2. Carlos Perez has always been about a .280 hitter in the minors, you're right about that.  But what you leave out is that he annually posts some of the highest contact rates in the minor leagues and is a walks machine.  Sure, his career average is .280, but his career OBP is .360.  Perez's approach at the plate is the overused term "tries not to do too much".  He's great at that.  So how does it translate?

 

Quite well actually.  Perez may not hit any higher than .260 in the majors with weak contact.  But he will get on base quite frequently.  But as it is with Bandy, the real prize here is his defense.  He isn't as athletic as Bandy, but he has the same instincts and an even better arm.  The result is, he prevents runs more so than Iannetta or Butera, makes more contact than both and walks just as much as Iannetta. 

 

3. Navarro, yeah, you're actually right.  He's a AAAA player.  But the offense is scuffling, might as well give him a try if you can. 

 

4. Alex Yarbrough strikes out a ton?  That's weird, his contact rates actually fall in right around average at every level.
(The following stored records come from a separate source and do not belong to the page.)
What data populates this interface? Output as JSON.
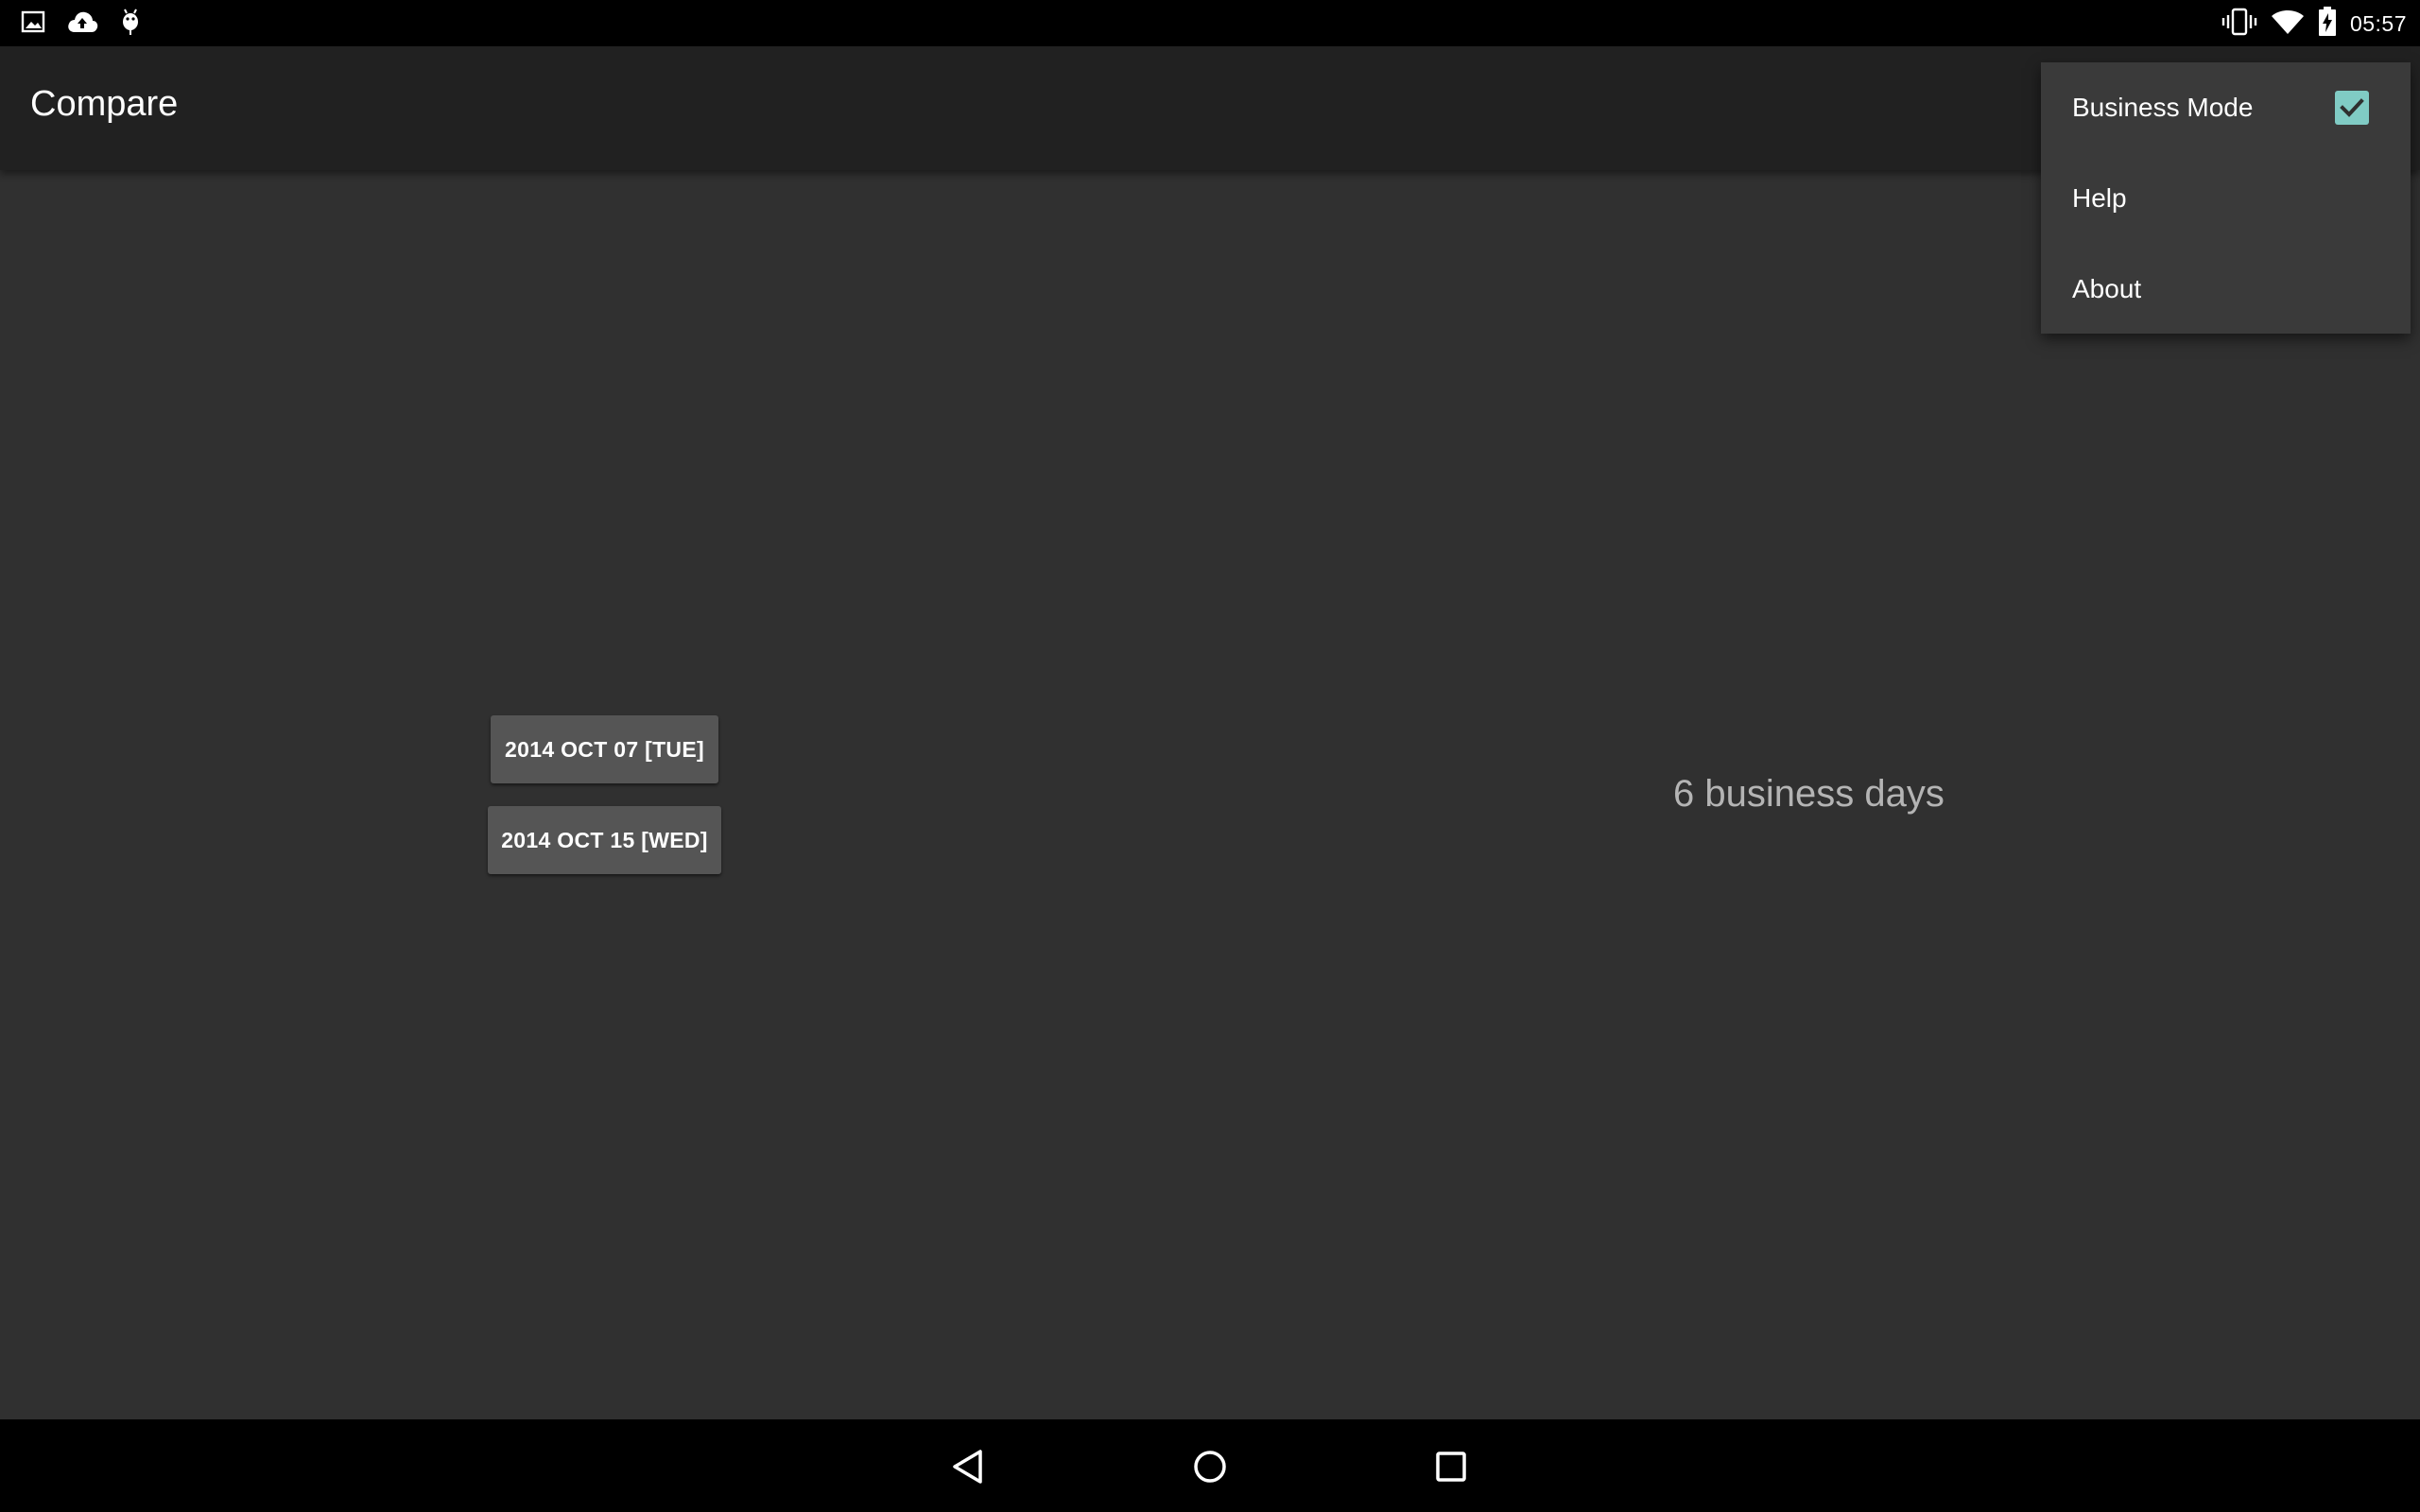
{
  "status_bar": {
    "time": "05:57",
    "left_icons": [
      "image-notification-icon",
      "cloud-upload-icon",
      "android-debug-icon"
    ],
    "right_icons": [
      "vibrate-icon",
      "wifi-icon",
      "battery-charging-icon"
    ]
  },
  "action_bar": {
    "title": "Compare"
  },
  "content": {
    "date_start": "2014 OCT 07 [TUE]",
    "date_end": "2014 OCT 15 [WED]",
    "result": "6 business days"
  },
  "overflow_menu": {
    "items": [
      {
        "label": "Business Mode",
        "checked": true
      },
      {
        "label": "Help"
      },
      {
        "label": "About"
      }
    ]
  },
  "nav_bar": {
    "buttons": [
      "back-icon",
      "home-icon",
      "recents-icon"
    ]
  },
  "colors": {
    "background": "#303030",
    "action_bar": "#212121",
    "menu_background": "#3a3a3a",
    "checkbox_accent": "#80cbc4",
    "button": "#555555",
    "result_text": "#b4b4b4"
  }
}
Seldom walks, yeah, I'll give you that.  No real power?  I guess 53 extra base hits his first full year in the minors and 47 in the most pitcher friendly park in the minors means nothing.   Because you know Giavotella is an XBH machine. Yarbrough's power should match Kendrick's fairly well, with a few less HR's and a few more doubles, but I don't remember you complaining about Howie's lack of power.  You also make no mention that Yarbrough is a career .290 hitter coming from solely pitcher friendly home fields and is the reigning Texas League MVP.  But he is off to a slow start this year, and needs a full year in AAA before promotion.  But on the bright side he is hitting .270 across his last 10 games.  He'll be fine. 

 

5. Yes, Kyle Kubitza is good at hitting.  But he's mostly in AAA to improve his fielding at 3B. It's still a work in progress and they'll need his glove to be ready next year when Freese is no longer here.